AMS automatic remediation of alerts - AMS Accelerate User Guide

AMS automatic remediation of alerts

Some alerts are automatically remediated by AWS Managed Services (AMS). This section describes how this remediation works and the conditions that must be met for the remediation to take place.

Alert name Description Remediation

Status Check Failed

This alarm indicates that the instance is running on degraded hardware or entered a fault state.

Our remediation first validates instance accessibility. If confirmed that accessibility is impacted, it stops the instance and starts it again so it can be migrated to new underlying hardware.

AMSLinuxDiskUsage

This alarm indicates that a mount point of your Linux EC2 instance is filling up.

The remediation first deletes temporary files. If this does not free up required space, it extends the volume to prevent downtime if the volume were to get full.

AMSWindowsDiskUsage

This alarm indicates that a drive of your Windows EC2 instance is filling up.

The remediation first deletes temporary files. If this does not free up required space, it extends the volume to prevent downtime if the volume were to get full.

RDS-EVENT-0089

This alarm indicates that the DB instance has consumed more than 90% of its allocated storage.
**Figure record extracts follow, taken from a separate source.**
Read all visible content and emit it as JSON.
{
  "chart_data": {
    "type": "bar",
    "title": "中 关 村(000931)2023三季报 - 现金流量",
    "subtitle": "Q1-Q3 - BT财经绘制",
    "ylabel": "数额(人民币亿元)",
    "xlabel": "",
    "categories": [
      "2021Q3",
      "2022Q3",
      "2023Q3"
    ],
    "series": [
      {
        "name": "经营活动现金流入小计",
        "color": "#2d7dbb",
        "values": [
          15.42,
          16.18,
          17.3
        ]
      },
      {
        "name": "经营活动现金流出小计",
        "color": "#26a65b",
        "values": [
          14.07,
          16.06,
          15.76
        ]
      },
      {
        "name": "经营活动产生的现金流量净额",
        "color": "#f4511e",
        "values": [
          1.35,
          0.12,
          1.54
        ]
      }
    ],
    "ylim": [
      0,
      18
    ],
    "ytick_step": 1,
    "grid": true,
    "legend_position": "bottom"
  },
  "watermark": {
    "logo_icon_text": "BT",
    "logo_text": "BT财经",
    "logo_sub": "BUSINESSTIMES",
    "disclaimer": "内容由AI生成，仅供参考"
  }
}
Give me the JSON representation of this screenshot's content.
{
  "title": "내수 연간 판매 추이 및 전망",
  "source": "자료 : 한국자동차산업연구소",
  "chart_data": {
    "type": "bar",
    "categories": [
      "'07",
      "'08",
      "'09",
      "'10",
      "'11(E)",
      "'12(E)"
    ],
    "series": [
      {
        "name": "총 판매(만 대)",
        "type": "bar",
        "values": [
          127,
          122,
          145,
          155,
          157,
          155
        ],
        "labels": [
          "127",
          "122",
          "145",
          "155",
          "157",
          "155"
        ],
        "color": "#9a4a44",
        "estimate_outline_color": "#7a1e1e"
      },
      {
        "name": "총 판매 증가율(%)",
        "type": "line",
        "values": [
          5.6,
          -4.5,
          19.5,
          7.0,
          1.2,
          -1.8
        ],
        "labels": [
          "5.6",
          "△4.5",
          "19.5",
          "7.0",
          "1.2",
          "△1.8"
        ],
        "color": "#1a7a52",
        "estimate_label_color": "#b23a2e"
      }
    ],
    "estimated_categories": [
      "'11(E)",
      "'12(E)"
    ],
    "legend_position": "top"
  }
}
The remediation first validates the DB is in a modifiable and available/storage-full state. It will attempt to increase the allocated storage, IOPS and storage throughput via cloudformation changeset, if stack drift is already detected it will fall back to RDS API to prevent downtime.

RDS-EVENT-0007

This alarm indicates that the allocated storage for the DB instance has been exhausted.

The remediation first validates the DB is in a modifiable and available/storage-full state. It will attempt to increase the allocated storage, IOPS and storage throughput via cloudformation changeset, if stack drift is already detected it will fall back to RDS API to prevent downtime.

EC2 status check failure remediation automation

These are some notes about how AWS Managed Services (AMS) auto-remediation works with EC2 status check failure issues.

  • Your EC2 instance has become unreachable. In order to recover it, it must be stopped and started again so it's migrated to new hardware.

  • The automation is not able to recover your instance if the root of the problem is within the OS. For example, missing devices in fstab, kernel corruption, and so on.

  • If your instance belongs to an Auto Scaling group, the automation takes no action. The autoscaling replaces the instance.

  • The remediation doesn't take action if EC2 Auto Recovery is enabled for this instance.

EC2 volume usage remediation automation

How AWS Managed Services (AMS) auto-remediation works with EC2 volume usage issues.

  • Before extending a volume, the automation performs cleanup tasks (Windows: Disk Cleaner Linux: Logrotate + Simple Service Manager Agent Log removal) on the instance to try to free up space.

    Note

    The cleanup tasks are not run on EC2 "T" family instances due to their reliance on CPU credits for continued functionality.

  • On Linux, the automation only supports extending file systems of type EXT2, EXT3, EXT4 and XFS.

  • On Windows, the automation only supports New Technology File System (NTFS) and Resilient File System (ReFS).

  • The automation doesn't extend volumes that are part of Logical Volume Manager (LVM) or a RAID array.

  • The automation does not extend instance store volumes.

  • The automation does not take action if the affected volume is already bigger than 2 TiB.

  • The capacity expansion portion of the automation occurs once every 6 hours with a 3-time weekly and 5-time lifetime volume expansion limit.

When these rules prevent the automation from taking action, AMS reaches out to you through an outbound service request to determine the next actions to take.

Amazon RDS low storage event remediation automation

How AWS Managed Services (AMS) auto-remediation works with Amazon RDS low storage event issues.

  • Before trying to extend the Amazon RDS instance storage, the automation performs several checks to ensure the Amazon RDS instance is in a modifiable and available, or storage-full, state.

  • Where CloudFormation stack drift is detected, remediation occurs through Amazon RDS API.

  • The remediation action does not run in the following scenarios:

    • The Amazon RDS instance status is not "available" or "storage-full".

    • The Amazon RDS instance storage is not currently modifiable (such as when the storage has been modified in the last 6 hours).

    • The Amazon RDS instance has auto-scaling storage enabled.

    • The Amazon RDS instance is not a resource within a CloudFormation stack.

  • Remediation is limited to 1 expansion per 6 hours and no more than 3 expansions within a rolling fourteen day period.

  • Where the above states are met, AMS reaches out to you with an outbound incident to determine next actions.